Search code examples
apache-pighdfs

how can i ignore " (double quotes) while loading file in PIG?


I have following data in file

"a","b","1","2"
"a","b","4","3"
"a","b","3","1"

I am reading this file using below command

File1 = LOAD '/path' using PigStorage (',') as (f1:chararray,f2:chararray,f3:int,f4:int)

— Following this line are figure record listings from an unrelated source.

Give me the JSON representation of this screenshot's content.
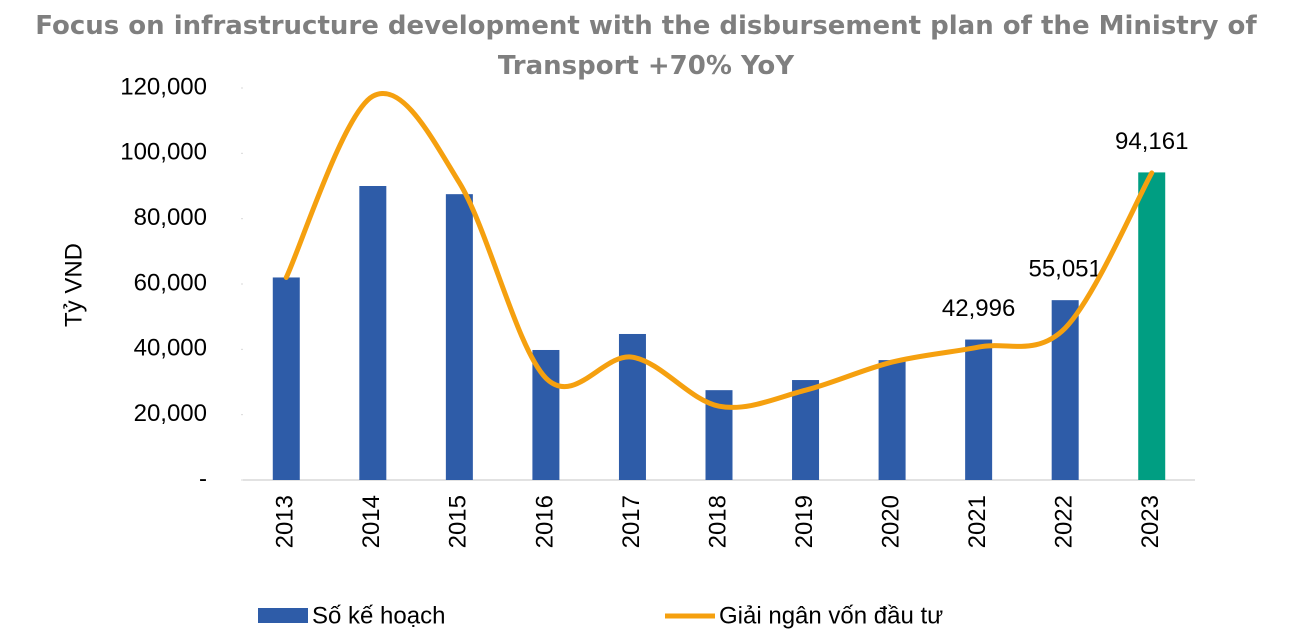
{
  "chart_data": {
    "type": "bar-line",
    "title": "Focus on infrastructure development with the disbursement plan of the Ministry of Transport +70% YoY",
    "ylabel": "Tỷ VND",
    "categories": [
      "2013",
      "2014",
      "2015",
      "2016",
      "2017",
      "2018",
      "2019",
      "2020",
      "2021",
      "2022",
      "2023"
    ],
    "series": [
      {
        "name": "Số kế hoạch",
        "type": "bar",
        "color": "#2e5ca8",
        "colors": [
          "#2e5ca8",
          "#2e5ca8",
          "#2e5ca8",
          "#2e5ca8",
          "#2e5ca8",
          "#2e5ca8",
          "#2e5ca8",
          "#2e5ca8",
          "#2e5ca8",
          "#2e5ca8",
          "#009e82"
        ],
        "values": [
          62000,
          90000,
          87500,
          39800,
          44700,
          27500,
          30600,
          36700,
          42996,
          55051,
          94161
        ],
        "value_labels": [
          null,
          null,
          null,
          null,
          null,
          null,
          null,
          null,
          "42,996",
          "55,051",
          "94,161"
        ]
      },
      {
        "name": "Giải ngân vốn đầu tư",
        "type": "line",
        "color": "#f5a00f",
        "values": [
          62000,
          117500,
          91000,
          31200,
          37600,
          22600,
          27500,
          36100,
          40700,
          46500,
          94000
        ]
      }
    ],
    "ylim": [
      0,
      120000
    ],
    "yticks": [
      {
        "value": 0,
        "label": "-"
      },
      {
        "value": 20000,
        "label": "20,000"
      },
      {
        "value": 40000,
        "label": "40,000"
      },
      {
        "value": 60000,
        "label": "60,000"
      },
      {
        "value": 80000,
        "label": "80,000"
      },
      {
        "value": 100000,
        "label": "100,000"
      },
      {
        "value": 120000,
        "label": "120,000"
      }
    ],
    "grid": false,
    "legend": "bottom"
  }
}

But here it is ignoring the data of field 3 and 4

How to read this file correctly or any way to make PIG skip '"'

Additional information i am using Apache Pig version 0.10.0


Solution

  • You may use the REPLACE function (it won't be in one pass though) :

    file1 = load 'your.csv' using PigStorage(',');
    data = foreach file1 generate $0 as (f1:chararray), $1 as (f2:chararray), REPLACE($2, '\\"', '') as (f3:int), REPLACE($3, '\\"', '') as (f4:int);
    

    You may also use regexes with REGEX_EXTRACT :

    file1 = load 'your.csv' using PigStorage(',');
    data = foreach file1 generate $0, $1, REGEX_EXTRACT($2, '([0-9]+)', 1), REGEX_EXTRACT($3, '([0-9]+)', 1);
    

    Of course, you could erase " for f1 and f2 the same way.